Gabriela es una de las enfermeras que el martes fue allanada a partir de la investigación por el robo de vacunas y relató el mal momento que le tocó vivir por la situación al igual que su familia.

“Te rompen los portones, maltrataron a mi familia, a mi hermana la tiraron al piso y a mi hijo de siete años, me da lástima porque Monasterolo no da la cara” expresó y ya con lágrimas en los ojos dijo que “abrieron paquete por paquete, me tiraron el azúcar, la yerba, todo, uno está ganándose el peso, sacando horarios en los que puedo estar con mi hijo y hacen esto”.

Asimismo sostuvo que era covid positiva al momento de la diligencia pero ni siquiera le permitieron contarlo; “no dicen nada, ni qué van a sacar ni qué buscan, ahora tengo que pagar la cerradura de arriba, puertas rotas. Ayer fui al supermercado a comprar y con 15 mil pesos traje tres bolsitas de mercadería, me mato laburando y tengo otros trabajos pero ahora cómo hace uno para sostener a la familia después de esto” lamentó.

De igual manera cuestionó que en la orden no se indicara la fecha del robo para conocer si estaba verdaderamente en la programación y sostuvo que le sacaron la tablet que Papá Noel le regaló a su hijo y el celular.

“Yo estaba rogando que cuiden a mi hijo, lo sacaron de la cucheta, lo tiraron al piso, tiene siete añitos. ¿Cómo le digo que tiene que confiar en la policía, que mamá se va a trabajar segura? Me parte el corazón porque me formé para este trabajo” aseveró, así como puntualizó: “Cómo voy a hacer para que crean en mí, todos los vecinos mirando como si una fuera la peor delincuente, muchos no entendemos por qué no fue allanada esta gente de la cámara como Cocha y Delgado que son los encargados de recibir las vacunas y ponerlas en el freezer. Yo no puedo entrar y contar vacuna por vacuna, les juro que estoy destrozada, de no tener nada de alimentos porque te los sacaron todos, te levantas como podés y ahora tengo que levantarme y venir acá a seguir trabajando, me acaban de dar el alta y tengo que venir a dar la cara; no saben lo que es un allanamiento”.

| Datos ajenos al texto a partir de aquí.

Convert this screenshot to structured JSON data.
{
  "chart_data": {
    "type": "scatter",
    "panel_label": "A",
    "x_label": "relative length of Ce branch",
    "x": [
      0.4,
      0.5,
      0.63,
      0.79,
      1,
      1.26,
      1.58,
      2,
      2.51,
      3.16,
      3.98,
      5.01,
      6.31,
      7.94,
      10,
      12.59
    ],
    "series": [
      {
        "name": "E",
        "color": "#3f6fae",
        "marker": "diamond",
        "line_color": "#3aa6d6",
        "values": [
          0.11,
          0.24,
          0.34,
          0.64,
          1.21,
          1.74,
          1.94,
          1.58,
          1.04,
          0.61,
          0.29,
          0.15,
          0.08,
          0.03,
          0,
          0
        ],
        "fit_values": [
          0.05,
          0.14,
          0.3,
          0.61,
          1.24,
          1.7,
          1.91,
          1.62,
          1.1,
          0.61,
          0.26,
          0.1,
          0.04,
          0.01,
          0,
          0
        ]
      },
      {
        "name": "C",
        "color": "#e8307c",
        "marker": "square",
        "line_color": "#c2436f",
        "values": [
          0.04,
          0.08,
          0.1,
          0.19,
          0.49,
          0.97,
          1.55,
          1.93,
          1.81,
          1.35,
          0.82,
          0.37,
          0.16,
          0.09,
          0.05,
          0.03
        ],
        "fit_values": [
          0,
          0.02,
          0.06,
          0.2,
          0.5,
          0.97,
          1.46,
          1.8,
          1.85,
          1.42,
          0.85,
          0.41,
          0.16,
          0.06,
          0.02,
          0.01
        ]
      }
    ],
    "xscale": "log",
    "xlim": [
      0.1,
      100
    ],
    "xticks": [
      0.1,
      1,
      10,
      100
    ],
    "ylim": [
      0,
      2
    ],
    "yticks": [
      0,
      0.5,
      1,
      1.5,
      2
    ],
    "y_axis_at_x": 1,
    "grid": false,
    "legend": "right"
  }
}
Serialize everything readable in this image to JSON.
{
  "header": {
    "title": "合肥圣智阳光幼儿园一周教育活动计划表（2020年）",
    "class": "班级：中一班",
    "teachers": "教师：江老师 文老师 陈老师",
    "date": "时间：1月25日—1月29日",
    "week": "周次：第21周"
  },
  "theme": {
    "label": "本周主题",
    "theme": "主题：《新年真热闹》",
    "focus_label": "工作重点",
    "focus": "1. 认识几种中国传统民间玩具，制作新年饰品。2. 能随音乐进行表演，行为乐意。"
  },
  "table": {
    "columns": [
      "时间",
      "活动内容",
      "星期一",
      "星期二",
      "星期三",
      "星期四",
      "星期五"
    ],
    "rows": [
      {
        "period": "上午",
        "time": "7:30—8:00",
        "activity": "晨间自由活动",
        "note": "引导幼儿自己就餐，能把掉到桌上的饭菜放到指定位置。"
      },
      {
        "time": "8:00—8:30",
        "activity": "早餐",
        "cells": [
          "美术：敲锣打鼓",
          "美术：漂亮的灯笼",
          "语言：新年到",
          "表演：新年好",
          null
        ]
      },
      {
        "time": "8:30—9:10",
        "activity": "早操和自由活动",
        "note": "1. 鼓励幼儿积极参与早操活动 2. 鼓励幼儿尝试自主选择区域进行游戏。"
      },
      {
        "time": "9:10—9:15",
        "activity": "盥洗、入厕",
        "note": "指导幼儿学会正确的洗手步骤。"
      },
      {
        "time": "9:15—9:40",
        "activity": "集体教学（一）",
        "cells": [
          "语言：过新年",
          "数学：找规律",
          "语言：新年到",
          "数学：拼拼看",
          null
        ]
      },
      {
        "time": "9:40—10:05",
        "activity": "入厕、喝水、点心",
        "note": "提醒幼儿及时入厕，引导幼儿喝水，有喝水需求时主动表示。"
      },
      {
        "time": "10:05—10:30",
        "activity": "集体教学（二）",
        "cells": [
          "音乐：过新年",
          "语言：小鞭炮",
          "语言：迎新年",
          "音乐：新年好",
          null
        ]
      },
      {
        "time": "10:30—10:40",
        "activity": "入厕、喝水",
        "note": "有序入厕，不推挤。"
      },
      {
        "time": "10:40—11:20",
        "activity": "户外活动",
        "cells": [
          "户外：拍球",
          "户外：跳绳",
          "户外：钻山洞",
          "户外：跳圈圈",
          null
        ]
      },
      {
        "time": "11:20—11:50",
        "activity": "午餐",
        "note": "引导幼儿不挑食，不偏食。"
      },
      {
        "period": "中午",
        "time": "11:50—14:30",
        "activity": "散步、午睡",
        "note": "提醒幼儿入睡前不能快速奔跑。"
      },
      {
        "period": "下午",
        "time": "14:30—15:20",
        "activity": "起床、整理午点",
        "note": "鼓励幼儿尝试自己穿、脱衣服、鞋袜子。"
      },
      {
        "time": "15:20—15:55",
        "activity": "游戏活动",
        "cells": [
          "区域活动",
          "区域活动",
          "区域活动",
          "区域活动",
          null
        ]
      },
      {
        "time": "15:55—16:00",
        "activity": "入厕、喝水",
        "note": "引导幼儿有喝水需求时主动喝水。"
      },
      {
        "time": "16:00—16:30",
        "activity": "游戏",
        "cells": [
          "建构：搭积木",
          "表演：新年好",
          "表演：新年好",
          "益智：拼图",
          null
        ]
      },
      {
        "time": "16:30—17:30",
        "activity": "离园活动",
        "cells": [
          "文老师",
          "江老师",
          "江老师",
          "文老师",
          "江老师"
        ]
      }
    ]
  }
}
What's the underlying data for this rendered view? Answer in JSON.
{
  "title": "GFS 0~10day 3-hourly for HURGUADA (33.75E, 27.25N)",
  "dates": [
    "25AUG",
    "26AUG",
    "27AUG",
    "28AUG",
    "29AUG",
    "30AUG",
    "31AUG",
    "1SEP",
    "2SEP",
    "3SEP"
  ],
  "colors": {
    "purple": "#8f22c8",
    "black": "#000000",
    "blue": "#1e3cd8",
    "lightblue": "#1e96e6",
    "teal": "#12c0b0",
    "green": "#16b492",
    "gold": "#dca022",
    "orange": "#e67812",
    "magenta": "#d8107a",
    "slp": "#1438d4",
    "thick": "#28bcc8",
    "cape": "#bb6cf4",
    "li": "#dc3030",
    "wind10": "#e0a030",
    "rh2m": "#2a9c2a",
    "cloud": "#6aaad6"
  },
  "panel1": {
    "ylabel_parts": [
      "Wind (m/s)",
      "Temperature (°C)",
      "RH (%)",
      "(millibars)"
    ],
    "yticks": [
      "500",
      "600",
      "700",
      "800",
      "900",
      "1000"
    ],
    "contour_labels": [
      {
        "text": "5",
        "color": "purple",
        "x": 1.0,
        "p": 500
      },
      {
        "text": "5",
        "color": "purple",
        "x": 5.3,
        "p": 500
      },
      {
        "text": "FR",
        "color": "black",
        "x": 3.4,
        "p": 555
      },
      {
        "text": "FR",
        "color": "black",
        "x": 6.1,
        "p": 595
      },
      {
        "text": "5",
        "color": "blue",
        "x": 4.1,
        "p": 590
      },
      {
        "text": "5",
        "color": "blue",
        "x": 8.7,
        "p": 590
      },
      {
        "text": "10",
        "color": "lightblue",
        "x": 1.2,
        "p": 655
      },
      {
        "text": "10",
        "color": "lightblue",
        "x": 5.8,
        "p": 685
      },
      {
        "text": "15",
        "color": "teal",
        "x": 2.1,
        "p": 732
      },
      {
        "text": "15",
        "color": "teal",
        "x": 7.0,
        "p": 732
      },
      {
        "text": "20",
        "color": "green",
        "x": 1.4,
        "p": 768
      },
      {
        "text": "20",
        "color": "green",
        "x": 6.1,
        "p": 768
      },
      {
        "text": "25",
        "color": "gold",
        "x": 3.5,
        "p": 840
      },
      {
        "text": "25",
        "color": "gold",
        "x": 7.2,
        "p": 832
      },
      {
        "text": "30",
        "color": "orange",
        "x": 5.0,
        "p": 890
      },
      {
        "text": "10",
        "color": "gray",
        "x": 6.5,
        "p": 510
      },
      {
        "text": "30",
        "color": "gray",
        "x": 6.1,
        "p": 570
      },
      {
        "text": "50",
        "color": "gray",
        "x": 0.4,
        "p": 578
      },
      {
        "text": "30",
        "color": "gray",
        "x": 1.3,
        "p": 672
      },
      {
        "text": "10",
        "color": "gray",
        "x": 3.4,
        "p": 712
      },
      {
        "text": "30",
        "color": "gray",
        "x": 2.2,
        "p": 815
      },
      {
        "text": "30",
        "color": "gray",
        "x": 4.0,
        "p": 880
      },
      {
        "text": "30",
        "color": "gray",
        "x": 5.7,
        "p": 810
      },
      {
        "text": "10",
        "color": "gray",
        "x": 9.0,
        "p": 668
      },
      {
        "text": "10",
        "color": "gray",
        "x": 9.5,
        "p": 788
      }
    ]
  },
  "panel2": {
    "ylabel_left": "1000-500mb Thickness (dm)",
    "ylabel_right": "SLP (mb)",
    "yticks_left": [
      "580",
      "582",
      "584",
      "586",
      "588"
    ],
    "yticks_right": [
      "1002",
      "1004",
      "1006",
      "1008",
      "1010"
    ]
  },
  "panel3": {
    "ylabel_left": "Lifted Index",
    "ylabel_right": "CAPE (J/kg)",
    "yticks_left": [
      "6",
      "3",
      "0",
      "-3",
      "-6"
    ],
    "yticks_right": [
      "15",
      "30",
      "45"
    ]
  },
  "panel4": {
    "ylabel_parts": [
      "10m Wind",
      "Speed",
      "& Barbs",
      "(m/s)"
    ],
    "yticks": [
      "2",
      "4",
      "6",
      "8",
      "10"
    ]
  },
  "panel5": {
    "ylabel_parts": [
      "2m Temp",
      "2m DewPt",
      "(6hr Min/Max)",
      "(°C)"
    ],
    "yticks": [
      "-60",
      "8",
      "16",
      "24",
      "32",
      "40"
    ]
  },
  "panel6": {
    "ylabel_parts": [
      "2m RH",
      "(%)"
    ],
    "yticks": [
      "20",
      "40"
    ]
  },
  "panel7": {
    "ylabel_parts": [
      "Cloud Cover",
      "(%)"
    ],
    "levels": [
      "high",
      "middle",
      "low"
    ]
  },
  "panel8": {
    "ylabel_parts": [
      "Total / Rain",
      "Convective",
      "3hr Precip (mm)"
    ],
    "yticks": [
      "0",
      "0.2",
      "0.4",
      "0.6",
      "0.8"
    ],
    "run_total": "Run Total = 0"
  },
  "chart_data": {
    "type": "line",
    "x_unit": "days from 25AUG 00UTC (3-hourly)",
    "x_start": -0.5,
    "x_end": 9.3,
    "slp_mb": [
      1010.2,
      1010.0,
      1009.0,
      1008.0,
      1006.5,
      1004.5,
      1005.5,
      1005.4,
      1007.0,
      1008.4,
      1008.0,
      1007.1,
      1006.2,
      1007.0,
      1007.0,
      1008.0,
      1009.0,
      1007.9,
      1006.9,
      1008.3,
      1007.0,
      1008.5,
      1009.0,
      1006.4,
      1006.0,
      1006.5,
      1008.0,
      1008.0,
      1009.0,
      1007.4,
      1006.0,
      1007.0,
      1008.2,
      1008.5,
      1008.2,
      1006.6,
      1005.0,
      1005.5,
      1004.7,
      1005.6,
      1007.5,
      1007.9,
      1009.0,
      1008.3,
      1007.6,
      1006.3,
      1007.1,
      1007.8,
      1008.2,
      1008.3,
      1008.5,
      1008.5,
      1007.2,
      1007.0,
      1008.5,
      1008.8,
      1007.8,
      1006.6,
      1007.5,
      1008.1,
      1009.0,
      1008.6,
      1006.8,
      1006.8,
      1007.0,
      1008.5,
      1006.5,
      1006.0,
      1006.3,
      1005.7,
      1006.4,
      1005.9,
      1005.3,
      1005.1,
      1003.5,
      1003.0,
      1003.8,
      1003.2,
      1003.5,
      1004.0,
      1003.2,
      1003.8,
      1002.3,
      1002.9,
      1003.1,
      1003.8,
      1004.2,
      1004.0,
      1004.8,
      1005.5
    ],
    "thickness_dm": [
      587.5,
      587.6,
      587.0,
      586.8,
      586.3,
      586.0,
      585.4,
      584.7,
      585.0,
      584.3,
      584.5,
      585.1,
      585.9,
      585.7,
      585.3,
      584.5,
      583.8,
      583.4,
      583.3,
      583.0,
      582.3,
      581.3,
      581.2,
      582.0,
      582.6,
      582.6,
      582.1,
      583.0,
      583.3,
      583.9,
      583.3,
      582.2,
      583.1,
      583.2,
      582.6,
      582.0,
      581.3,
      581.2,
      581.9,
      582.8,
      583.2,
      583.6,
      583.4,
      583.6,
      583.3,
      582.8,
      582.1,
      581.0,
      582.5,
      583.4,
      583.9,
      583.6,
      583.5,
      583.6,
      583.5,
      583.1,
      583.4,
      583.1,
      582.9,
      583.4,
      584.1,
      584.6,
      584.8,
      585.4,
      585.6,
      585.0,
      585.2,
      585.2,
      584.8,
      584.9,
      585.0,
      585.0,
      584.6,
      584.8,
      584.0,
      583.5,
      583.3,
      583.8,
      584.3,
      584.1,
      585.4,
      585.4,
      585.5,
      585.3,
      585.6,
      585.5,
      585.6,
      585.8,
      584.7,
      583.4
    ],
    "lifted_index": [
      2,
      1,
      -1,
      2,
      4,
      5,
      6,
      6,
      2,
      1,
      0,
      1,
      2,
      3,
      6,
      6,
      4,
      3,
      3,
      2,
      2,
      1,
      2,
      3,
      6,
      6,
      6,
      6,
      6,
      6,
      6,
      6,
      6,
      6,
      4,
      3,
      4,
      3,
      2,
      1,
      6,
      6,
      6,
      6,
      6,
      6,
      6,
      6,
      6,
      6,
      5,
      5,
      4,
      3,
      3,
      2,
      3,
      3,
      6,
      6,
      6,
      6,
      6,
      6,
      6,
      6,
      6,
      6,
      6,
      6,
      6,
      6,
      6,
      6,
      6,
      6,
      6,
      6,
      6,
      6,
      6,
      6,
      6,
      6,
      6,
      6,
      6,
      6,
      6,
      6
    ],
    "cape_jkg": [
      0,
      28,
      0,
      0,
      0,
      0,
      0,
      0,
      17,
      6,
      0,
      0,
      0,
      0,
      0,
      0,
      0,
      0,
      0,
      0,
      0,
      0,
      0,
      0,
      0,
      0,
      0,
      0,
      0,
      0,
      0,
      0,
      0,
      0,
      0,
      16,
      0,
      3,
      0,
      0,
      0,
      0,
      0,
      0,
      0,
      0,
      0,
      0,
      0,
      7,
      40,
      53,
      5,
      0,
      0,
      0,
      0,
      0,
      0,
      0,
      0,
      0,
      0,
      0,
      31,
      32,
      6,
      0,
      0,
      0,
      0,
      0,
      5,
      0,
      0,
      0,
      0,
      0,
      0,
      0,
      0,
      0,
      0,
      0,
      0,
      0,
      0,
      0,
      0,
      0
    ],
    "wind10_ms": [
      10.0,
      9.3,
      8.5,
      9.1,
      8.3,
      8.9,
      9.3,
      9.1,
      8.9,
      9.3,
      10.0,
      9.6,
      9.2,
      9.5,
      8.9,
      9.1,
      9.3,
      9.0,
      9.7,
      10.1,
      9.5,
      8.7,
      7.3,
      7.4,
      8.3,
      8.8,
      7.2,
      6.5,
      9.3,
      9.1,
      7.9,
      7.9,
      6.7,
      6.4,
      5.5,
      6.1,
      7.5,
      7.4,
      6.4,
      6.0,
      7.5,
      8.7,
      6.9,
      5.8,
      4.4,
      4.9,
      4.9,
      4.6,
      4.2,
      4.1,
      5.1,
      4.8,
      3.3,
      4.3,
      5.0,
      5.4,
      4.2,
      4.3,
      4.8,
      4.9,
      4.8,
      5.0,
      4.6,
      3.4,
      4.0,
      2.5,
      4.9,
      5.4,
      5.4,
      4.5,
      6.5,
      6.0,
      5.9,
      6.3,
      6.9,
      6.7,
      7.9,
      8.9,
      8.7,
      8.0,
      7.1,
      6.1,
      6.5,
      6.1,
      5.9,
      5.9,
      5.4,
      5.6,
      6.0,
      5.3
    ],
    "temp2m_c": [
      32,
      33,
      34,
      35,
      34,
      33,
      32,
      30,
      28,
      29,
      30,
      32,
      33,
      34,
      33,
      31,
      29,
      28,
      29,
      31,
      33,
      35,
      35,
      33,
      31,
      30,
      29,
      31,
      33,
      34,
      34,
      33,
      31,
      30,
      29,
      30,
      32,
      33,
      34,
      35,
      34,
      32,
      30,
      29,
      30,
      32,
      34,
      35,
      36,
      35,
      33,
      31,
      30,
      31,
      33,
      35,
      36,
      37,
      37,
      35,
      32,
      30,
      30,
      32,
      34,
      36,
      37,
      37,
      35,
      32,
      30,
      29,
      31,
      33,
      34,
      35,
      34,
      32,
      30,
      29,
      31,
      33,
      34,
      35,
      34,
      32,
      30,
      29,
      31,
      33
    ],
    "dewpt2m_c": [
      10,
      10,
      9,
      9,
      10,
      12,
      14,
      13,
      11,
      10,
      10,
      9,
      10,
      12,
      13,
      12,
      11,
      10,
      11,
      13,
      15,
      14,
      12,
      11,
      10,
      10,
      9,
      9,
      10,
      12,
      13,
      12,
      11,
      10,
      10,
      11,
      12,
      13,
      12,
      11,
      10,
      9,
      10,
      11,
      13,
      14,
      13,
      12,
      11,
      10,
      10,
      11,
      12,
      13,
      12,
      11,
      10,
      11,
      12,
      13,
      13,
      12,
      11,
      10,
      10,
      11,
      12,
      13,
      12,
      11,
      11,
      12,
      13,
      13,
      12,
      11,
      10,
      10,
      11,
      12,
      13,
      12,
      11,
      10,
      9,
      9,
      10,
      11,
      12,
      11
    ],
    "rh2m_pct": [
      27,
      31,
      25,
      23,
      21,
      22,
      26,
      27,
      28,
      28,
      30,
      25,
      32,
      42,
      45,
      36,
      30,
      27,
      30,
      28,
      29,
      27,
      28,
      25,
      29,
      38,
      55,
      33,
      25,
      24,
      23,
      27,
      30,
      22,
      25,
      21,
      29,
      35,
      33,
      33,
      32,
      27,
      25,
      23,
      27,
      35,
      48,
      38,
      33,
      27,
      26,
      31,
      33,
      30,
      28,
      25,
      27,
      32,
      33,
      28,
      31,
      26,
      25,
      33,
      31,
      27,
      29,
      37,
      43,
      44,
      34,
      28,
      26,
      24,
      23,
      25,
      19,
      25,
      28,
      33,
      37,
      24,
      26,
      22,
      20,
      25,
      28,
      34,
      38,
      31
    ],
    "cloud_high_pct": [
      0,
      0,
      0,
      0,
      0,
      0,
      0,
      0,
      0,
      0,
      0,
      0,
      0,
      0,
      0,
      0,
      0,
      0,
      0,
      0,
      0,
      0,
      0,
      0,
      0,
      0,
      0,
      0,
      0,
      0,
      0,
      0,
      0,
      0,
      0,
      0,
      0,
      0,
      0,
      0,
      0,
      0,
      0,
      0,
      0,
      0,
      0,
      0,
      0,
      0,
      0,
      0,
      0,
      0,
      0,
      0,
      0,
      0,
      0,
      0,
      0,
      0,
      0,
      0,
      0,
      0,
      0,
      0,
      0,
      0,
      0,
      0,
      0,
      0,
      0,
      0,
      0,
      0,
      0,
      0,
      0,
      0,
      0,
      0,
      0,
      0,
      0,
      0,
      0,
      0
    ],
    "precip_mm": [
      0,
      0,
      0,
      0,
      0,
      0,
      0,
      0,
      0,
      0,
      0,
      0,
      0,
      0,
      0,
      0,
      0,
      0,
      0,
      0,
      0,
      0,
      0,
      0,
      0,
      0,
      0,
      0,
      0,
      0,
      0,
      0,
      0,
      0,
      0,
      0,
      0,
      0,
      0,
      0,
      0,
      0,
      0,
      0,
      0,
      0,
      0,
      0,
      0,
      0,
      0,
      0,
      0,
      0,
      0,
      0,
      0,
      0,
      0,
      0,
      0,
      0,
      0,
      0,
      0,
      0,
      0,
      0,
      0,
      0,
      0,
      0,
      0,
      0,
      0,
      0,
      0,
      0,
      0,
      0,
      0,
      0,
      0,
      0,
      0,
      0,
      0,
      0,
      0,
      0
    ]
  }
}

Por su parte, otra de las trabajadoras allanadas manifestó que “nosotras nos sentimos humilladas como personal de salud, estuvimos desde el primer día colaborando, trabajando con todas estas horas extras porque nos necesitaban, no merecemos este trato, un allanamiento, todo lo que vivimos con nuestras familias, merecemos disculpas públicas, porque nunca se nos informó nada, no recibimos apoyo de nadie”.